The Mets announced the injury before Monday night’s game at the Houston Astros. They said the reliever didn’t travel to Texas with the team.
“Obviously I’m disappointed, discouraged, frustrated,” Mets manager Jerry Manuel said. “When you get this kind of news it’s … we’ve just been through a lot. We seem to continue to have difficulties keeping things from _ having these type of injuries or these type of setbacks. Every year it seems like we get a little something here or there.”
Rodriguez was suspended for two days without pay following the fight outside a family room at the ballpark last Wednesday.
The 28-year-old reliever was arrested and charged with third-degree assault and second-degree harassment. He was released on his own recognizance and is due back in court Sept. 14.
K-Rod was examined Monday at the Hospital for Special Surgery in New York, and the Mets said an MRI revealed the injury in his right hand.
“It’s a very tough one,” Manuel said. “It’s not a baseball-related thing so that even probably adds to it a bit.”
On the morning after the fight, New York put the four-time All-Star on the restricted list without pay for two days, costing him $125,683 of his $11.5 million salary.
He is owed $11.5 million next year as part of a deal that includes a $17.5 million team option for 2012. The option would become guaranteed if he remains healthy and has 100 games finished this year and next, including 55 in 2011.
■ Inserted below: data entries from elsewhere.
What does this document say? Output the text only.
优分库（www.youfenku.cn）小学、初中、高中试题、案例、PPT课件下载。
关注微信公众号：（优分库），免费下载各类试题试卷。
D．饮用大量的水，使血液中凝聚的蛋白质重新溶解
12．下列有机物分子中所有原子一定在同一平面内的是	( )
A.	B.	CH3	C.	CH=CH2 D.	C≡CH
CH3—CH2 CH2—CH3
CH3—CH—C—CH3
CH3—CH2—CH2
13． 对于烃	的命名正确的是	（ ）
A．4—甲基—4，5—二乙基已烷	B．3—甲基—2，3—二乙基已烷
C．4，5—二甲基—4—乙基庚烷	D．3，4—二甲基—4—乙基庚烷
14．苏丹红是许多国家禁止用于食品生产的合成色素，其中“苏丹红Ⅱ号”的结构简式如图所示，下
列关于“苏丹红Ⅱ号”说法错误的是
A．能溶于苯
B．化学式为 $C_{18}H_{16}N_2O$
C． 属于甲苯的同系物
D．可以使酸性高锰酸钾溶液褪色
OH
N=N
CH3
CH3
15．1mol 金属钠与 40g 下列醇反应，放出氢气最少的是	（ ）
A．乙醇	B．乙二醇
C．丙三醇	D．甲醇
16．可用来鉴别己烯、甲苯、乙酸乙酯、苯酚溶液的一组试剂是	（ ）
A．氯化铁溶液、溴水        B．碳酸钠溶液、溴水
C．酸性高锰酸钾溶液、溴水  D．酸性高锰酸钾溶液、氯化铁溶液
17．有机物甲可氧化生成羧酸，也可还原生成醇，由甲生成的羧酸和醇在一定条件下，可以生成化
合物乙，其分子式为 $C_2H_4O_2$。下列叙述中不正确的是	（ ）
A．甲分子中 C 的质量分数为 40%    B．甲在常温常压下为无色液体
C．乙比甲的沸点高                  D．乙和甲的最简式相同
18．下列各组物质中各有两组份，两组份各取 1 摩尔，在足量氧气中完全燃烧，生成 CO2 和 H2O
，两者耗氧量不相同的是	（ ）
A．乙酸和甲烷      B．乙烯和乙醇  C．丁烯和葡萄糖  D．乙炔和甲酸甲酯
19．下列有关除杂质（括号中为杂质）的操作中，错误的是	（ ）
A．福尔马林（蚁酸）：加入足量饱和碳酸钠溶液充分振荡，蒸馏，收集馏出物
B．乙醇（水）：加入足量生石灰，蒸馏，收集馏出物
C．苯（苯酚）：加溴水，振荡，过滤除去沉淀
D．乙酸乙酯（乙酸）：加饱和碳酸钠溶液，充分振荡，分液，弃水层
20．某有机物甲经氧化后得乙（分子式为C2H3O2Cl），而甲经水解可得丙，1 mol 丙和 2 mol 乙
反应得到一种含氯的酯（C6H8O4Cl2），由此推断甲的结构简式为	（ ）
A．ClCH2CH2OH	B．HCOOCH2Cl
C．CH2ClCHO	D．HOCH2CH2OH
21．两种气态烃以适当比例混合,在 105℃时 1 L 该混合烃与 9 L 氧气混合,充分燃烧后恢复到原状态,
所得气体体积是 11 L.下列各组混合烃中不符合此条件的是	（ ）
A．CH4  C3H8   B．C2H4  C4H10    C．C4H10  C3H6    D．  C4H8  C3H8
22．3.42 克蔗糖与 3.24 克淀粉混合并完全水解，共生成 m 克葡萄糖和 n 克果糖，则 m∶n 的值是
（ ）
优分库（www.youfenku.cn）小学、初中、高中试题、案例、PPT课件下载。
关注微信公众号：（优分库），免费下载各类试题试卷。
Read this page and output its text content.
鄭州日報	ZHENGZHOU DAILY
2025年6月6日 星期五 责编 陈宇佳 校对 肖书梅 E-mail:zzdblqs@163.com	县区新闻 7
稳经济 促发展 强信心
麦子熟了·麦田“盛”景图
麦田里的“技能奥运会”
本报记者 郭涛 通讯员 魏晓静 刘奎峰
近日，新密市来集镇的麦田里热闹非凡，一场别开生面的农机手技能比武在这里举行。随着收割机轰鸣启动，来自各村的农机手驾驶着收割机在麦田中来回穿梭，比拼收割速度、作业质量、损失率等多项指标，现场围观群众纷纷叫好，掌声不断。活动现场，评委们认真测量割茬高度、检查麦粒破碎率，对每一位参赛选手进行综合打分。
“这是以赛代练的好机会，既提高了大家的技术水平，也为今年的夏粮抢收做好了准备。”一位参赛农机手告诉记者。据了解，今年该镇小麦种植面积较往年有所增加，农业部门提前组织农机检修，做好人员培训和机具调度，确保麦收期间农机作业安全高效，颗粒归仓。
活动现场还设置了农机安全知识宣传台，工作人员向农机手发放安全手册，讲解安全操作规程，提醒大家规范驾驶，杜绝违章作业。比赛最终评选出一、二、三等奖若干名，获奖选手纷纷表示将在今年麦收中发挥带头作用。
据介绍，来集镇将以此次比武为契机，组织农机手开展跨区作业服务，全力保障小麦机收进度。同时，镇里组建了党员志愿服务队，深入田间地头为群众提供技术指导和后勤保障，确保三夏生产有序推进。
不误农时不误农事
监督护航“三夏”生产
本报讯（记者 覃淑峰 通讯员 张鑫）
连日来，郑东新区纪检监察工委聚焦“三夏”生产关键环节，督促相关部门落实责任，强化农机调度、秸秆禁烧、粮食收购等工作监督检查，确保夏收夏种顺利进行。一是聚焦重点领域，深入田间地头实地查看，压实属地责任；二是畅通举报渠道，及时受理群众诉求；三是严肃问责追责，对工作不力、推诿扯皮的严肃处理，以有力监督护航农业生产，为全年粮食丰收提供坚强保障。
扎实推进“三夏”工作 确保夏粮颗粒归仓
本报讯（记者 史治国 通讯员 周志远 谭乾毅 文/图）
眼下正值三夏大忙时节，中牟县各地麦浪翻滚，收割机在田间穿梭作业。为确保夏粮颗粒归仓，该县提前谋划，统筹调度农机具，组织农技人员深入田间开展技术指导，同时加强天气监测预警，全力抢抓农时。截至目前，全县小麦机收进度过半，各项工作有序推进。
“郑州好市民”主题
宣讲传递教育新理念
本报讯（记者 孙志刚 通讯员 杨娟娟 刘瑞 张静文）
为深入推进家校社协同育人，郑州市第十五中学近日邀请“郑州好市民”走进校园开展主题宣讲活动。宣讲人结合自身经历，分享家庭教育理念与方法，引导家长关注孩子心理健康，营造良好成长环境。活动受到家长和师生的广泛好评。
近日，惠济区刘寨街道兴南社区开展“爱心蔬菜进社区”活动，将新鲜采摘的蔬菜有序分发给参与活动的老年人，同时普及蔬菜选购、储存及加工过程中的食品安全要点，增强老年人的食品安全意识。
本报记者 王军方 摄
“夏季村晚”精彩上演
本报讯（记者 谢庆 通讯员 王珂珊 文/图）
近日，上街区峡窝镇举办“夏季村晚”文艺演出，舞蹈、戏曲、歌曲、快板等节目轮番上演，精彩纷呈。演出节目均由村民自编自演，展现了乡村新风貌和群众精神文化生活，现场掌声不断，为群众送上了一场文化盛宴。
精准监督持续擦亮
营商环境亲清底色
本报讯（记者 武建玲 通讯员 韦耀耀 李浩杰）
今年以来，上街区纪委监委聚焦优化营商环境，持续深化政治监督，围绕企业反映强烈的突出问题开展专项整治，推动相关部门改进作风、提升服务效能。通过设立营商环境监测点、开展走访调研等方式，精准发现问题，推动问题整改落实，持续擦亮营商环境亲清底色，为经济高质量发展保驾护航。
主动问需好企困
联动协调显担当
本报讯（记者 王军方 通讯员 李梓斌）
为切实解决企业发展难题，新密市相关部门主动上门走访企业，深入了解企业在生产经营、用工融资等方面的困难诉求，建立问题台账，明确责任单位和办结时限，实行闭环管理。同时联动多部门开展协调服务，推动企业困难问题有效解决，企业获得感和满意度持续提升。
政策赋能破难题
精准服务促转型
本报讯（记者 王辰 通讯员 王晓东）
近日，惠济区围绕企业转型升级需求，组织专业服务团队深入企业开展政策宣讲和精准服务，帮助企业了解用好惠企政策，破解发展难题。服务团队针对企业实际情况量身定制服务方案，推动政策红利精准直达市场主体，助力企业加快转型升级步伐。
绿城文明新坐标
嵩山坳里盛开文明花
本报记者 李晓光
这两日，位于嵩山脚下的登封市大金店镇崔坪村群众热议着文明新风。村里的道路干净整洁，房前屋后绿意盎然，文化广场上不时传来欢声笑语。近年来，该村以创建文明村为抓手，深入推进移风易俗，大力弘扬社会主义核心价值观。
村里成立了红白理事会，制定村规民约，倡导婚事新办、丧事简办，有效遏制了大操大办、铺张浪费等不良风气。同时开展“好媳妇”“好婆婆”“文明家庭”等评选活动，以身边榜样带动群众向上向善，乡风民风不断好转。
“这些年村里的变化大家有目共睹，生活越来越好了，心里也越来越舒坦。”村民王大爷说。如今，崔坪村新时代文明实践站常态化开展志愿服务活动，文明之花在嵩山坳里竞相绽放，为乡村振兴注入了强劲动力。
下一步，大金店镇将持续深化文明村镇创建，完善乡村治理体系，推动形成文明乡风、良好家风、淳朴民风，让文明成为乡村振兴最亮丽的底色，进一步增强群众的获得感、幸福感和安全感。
It’s possible the Mets could try to withhold Rodriguez’s salary during the time he’s out, but based on past precedent it would be unlikely they could void the remainder of the contract.
“When you have some of the information, not all the information and you can pass judgment on the little information that you have,” Manuel said. “You can see that _ you don’t condone it, but you can see why. I think that’s what has to be taken into account with your frustrations and things that go on.”
When asked to provide more details on the altercation, Manuel said he couldn’t because of legal issues surrounding the issue.